I saw the word Confusopoly today for the first time. It's a brilliant concept and word coined by Douglas Adams of Dilbert Fame.

Confusopoly "a group of companies with similar products who intentionally confuse customers instead of competing on price."

Here's a little more info.

We were talking at lunch about how confusing cell phone plans are and that it's nearly impossible to compare what should be a fairly similar product across carriers given all the differences in plans. Our thought was it's intentional complexity designed to confuse shoppers. Confusopoly sums up this business strategy perfectly.

BTW, the term is said also to apply to insurance - the business I'm in too - so don't trust a word I say. And don't pay attention to any new financial products which bundle:
- life insurance,
- an accident benefit,
- savings plan,
- investment plan,
- annuity,
- cash return at retirement,
- free airline miles, and
- a free 12 month subscription to your favorite magazine
in a single product that you couldn't possibly hope to understand without taking a night class.

Tip to the Blog of Diminishing Returns for the reference.

Tuesday, June 8, 2010

Corn chips a vegetable?

I was contemplating supper tonight wondering whether I had had any vegetables yet today. I had corn chips at the Mexican place today and thought maybe they were a vegetable? Corn on the cob seems like a vegetable so maybe?

Anyhow, at least this website from University of Missouri says corn chips are not a vegetable but instead a are a grain.

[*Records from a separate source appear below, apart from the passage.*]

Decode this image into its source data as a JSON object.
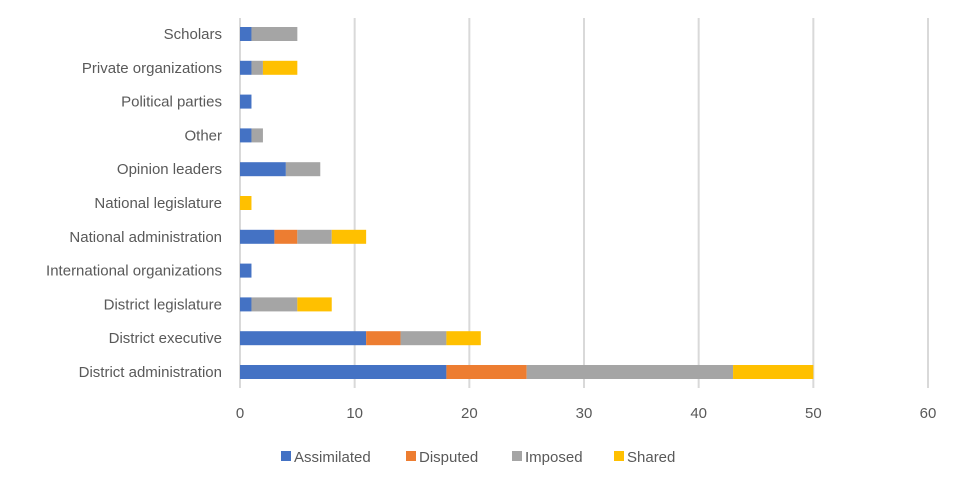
{
  "chart_data": {
    "type": "bar",
    "orientation": "horizontal",
    "stacked": true,
    "title": "",
    "xlabel": "",
    "ylabel": "",
    "xlim": [
      0,
      60
    ],
    "xticks": [
      0,
      10,
      20,
      30,
      40,
      50,
      60
    ],
    "grid": true,
    "legend_position": "bottom",
    "categories": [
      "District administration",
      "District executive",
      "District legislature",
      "International organizations",
      "National administration",
      "National legislature",
      "Opinion leaders",
      "Other",
      "Political parties",
      "Private organizations",
      "Scholars"
    ],
    "series": [
      {
        "name": "Assimilated",
        "color": "#4472C4",
        "values": [
          18,
          11,
          1,
          1,
          3,
          0,
          4,
          1,
          1,
          1,
          1
        ]
      },
      {
        "name": "Disputed",
        "color": "#ED7D31",
        "values": [
          7,
          3,
          0,
          0,
          2,
          0,
          0,
          0,
          0,
          0,
          0
        ]
      },
      {
        "name": "Imposed",
        "color": "#A5A5A5",
        "values": [
          18,
          4,
          4,
          0,
          3,
          0,
          3,
          1,
          0,
          1,
          4
        ]
      },
      {
        "name": "Shared",
        "color": "#FFC000",
        "values": [
          7,
          3,
          3,
          0,
          3,
          1,
          0,
          0,
          0,
          3,
          0
        ]
      }
    ]
  }
}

I guess that makes sense in the context that corn decended from grasses like a post a short while ago discusses.

Monday, June 7, 2010

Life on Titan?

Here's an interesting article about some intriguing atmospheric chemistry uncovered during NASA's Callisto mission around Saturn. The moon Titan has some atmospheric characteristics that some scientists intepret as compatible with some type of methane based alien life.

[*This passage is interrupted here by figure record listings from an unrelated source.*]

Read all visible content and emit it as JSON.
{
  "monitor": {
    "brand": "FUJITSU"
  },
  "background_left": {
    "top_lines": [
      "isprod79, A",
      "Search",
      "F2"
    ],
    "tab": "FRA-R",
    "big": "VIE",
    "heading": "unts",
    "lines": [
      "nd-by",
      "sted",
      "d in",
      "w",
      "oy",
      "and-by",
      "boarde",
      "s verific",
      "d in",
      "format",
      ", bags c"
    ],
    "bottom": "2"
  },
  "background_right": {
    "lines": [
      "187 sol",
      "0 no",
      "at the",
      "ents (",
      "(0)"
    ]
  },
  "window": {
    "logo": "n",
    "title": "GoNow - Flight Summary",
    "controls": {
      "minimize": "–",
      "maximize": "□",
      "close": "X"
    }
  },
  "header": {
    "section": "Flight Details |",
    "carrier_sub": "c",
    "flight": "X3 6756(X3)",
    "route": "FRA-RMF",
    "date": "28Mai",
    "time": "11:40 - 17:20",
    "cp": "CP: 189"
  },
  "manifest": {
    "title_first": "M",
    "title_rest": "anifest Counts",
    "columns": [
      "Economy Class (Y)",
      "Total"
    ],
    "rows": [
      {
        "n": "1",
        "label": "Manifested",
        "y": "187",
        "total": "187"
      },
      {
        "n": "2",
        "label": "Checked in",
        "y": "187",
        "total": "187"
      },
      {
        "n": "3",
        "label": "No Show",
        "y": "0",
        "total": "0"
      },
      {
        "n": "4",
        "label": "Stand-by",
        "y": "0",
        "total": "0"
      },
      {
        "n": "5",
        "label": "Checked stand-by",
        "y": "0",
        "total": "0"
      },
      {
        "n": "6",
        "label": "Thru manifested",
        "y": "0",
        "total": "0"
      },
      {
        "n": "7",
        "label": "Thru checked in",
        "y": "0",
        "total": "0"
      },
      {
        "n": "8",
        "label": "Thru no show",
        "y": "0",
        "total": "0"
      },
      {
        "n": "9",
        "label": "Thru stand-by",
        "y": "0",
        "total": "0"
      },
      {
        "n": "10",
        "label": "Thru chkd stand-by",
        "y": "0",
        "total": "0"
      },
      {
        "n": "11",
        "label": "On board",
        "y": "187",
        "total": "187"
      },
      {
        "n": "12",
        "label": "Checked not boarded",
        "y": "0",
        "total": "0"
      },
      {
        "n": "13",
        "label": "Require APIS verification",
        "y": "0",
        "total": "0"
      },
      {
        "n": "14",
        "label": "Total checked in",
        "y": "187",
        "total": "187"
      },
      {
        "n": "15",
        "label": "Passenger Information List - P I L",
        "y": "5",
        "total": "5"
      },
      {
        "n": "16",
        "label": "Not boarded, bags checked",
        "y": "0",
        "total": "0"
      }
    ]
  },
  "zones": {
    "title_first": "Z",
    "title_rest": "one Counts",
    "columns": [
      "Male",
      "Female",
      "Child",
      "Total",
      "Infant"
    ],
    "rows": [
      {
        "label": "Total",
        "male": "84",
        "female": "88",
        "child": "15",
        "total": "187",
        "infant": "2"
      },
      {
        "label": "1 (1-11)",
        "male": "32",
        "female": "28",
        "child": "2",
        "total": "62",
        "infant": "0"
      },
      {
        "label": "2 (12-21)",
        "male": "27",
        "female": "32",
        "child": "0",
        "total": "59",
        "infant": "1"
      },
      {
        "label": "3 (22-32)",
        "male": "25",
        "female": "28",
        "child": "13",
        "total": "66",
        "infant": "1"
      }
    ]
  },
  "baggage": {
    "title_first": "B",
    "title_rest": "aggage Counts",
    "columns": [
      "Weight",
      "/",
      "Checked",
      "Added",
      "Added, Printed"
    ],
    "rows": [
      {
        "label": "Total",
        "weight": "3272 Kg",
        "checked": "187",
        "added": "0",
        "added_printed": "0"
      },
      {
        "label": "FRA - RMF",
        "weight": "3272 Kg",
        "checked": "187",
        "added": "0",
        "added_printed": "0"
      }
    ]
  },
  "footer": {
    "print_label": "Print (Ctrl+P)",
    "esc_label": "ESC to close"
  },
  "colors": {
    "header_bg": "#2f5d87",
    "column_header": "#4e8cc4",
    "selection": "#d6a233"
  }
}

Here's the story on the new research from Science News: Life on Titan? New Clues to What's Consuming Hydrogen, Acetylene on Saturn's Moon

Wednesday, June 2, 2010

Limits of motivators

Here's an interesting speech from TED that discusses the limits of traditional motivational techniques. The basic argument is that studies are showing that for a range of tasks that are ill-defined and require creativity carrot/stick type motivators can actually reduce productivity.